Twice in the past week I’ve dreamt I was inside a burning building. This probably has something to do with the events of last Saturday afternoon.

At about 4:30pm that day, I was sitting on my couch reading a book. I heard a small commotion coming from my neighbors above and to the right of me, and I figured they were just being rowdy or arguing, as they are wont to do. A woman yelled, “Get out!” and there was the sound of a door opening and fast footsteps in the corridor above me.  I thought this was just the argument’s climax, but then the woman began yelling, “My house is on fire! My house is on fire!” I stopped my reading and stood up.

I heard an alarm go off in their apartment, and the woman kept yelling. Then a shrill sound pierced the air in my apartment—the building’s fire alarm had been pulled.  In the past, I’ve wondered which items I would gather and take with me if I were in a fire.  In my imagination, I’d take a quick inventory and go around picking up the most important things, things I just couldn’t do without.  There would be enough time to give my apartment a once-over.  In that moment last weekend, I learned different.  I grabbed my keys, my cell phone, my money clip, and stuffed them into my pockets.  I glanced around the room and thought, “Everything here is replaceable.” I opened the door and looked outside.  The woman and her two little boys had climbed into her car, in front of my apartment, and were backing out.

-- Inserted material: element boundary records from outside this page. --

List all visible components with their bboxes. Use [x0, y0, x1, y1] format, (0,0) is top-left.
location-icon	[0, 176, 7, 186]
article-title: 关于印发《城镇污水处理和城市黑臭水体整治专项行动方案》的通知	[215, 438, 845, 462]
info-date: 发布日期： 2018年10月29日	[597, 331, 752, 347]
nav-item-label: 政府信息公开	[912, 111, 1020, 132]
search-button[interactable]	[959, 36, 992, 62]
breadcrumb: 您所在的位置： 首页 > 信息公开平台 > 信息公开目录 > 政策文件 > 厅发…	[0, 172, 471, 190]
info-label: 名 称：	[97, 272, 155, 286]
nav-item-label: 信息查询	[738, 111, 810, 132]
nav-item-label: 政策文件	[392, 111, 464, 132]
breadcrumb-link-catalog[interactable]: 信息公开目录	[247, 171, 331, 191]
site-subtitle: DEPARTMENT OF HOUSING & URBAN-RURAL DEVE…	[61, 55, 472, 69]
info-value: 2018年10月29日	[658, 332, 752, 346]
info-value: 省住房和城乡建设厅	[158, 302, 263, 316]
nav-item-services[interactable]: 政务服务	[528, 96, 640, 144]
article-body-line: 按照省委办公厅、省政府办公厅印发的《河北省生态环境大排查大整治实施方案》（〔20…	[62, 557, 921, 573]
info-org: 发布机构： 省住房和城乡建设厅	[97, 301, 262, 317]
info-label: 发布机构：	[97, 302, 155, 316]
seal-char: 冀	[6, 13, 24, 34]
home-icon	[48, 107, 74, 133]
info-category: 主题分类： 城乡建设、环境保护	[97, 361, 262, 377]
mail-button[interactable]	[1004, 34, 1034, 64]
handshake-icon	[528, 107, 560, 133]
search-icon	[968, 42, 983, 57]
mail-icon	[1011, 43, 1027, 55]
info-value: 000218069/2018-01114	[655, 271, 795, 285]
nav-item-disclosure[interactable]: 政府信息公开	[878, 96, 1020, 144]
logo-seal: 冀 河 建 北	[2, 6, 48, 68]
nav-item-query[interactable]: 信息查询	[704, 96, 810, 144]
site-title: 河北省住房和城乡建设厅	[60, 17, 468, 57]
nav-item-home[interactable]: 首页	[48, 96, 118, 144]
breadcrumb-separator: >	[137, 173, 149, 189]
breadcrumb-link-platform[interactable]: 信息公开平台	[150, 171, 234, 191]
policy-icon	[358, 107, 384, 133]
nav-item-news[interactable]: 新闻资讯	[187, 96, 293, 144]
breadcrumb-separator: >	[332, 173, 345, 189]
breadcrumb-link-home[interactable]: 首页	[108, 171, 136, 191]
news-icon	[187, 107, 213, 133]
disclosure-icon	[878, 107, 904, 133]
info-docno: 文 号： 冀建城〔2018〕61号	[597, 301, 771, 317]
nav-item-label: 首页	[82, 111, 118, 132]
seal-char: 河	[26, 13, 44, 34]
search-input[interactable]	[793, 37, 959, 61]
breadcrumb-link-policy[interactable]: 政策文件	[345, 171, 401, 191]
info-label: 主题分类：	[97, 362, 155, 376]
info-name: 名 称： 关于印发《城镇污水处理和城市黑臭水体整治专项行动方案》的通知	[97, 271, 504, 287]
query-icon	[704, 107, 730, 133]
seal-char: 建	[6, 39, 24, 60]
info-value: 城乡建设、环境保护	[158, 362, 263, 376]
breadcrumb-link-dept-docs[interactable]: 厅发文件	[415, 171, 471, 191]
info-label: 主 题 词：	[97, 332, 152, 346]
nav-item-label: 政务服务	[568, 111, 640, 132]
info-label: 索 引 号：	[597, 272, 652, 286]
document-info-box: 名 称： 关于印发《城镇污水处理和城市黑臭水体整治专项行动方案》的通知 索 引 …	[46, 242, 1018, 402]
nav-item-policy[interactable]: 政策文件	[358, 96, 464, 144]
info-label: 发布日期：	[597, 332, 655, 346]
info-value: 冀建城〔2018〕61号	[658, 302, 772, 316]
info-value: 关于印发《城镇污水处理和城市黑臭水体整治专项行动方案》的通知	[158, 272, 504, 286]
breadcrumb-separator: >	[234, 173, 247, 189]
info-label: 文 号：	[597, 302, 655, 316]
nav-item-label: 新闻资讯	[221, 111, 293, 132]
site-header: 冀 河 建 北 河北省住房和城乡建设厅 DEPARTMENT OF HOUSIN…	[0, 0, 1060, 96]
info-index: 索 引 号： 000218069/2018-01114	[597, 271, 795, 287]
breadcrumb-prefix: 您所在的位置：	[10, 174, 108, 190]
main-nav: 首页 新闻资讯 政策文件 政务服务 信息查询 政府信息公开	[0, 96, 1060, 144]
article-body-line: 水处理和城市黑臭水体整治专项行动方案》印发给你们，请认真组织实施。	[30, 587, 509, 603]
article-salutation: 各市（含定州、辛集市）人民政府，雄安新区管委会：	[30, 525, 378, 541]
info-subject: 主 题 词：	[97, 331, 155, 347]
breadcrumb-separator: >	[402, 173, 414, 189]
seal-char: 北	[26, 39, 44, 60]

I walked out toward them and looked up to the second floor.  The bedroom window in their apartment was open, and flames were licking up over the sill.  The whole room appeared to be orange. The woman’s husband had uncoiled the fire hose, and was sticking the nozzle through the open window, spraying.  My next-door neighbor ran to assist him with a small kitchen fire extinguisher.  The fire went out quickly.  The husband and a neighbor reached down inside the window and pulled out a smoldering mattress.  They tossed it and a box spring into the parking lot, where the woman’s car had been parked, and soaked them with the hose.  The woman and her two little boys were still just sitting there in the idling car, backed out into the middle of the lot. 

I went back into my apartment, but the sound of the alarm was too painful.  I waited in the parking lot with several other people, until firefighters came, sirens blaring, to check on things and turn the alarm off.  I heard later that the little boys in the car had started the fire.  The parents had pushed the bed up against the baseboard heater and told the kids not to turn the heat on.  But apparently the boys had ignored this command in the same way their parents had ignored good judgement.  I came home from work on Monday to find a note taped on my door and every other door in the building. It recommended keeping furniture away from baseboard heaters.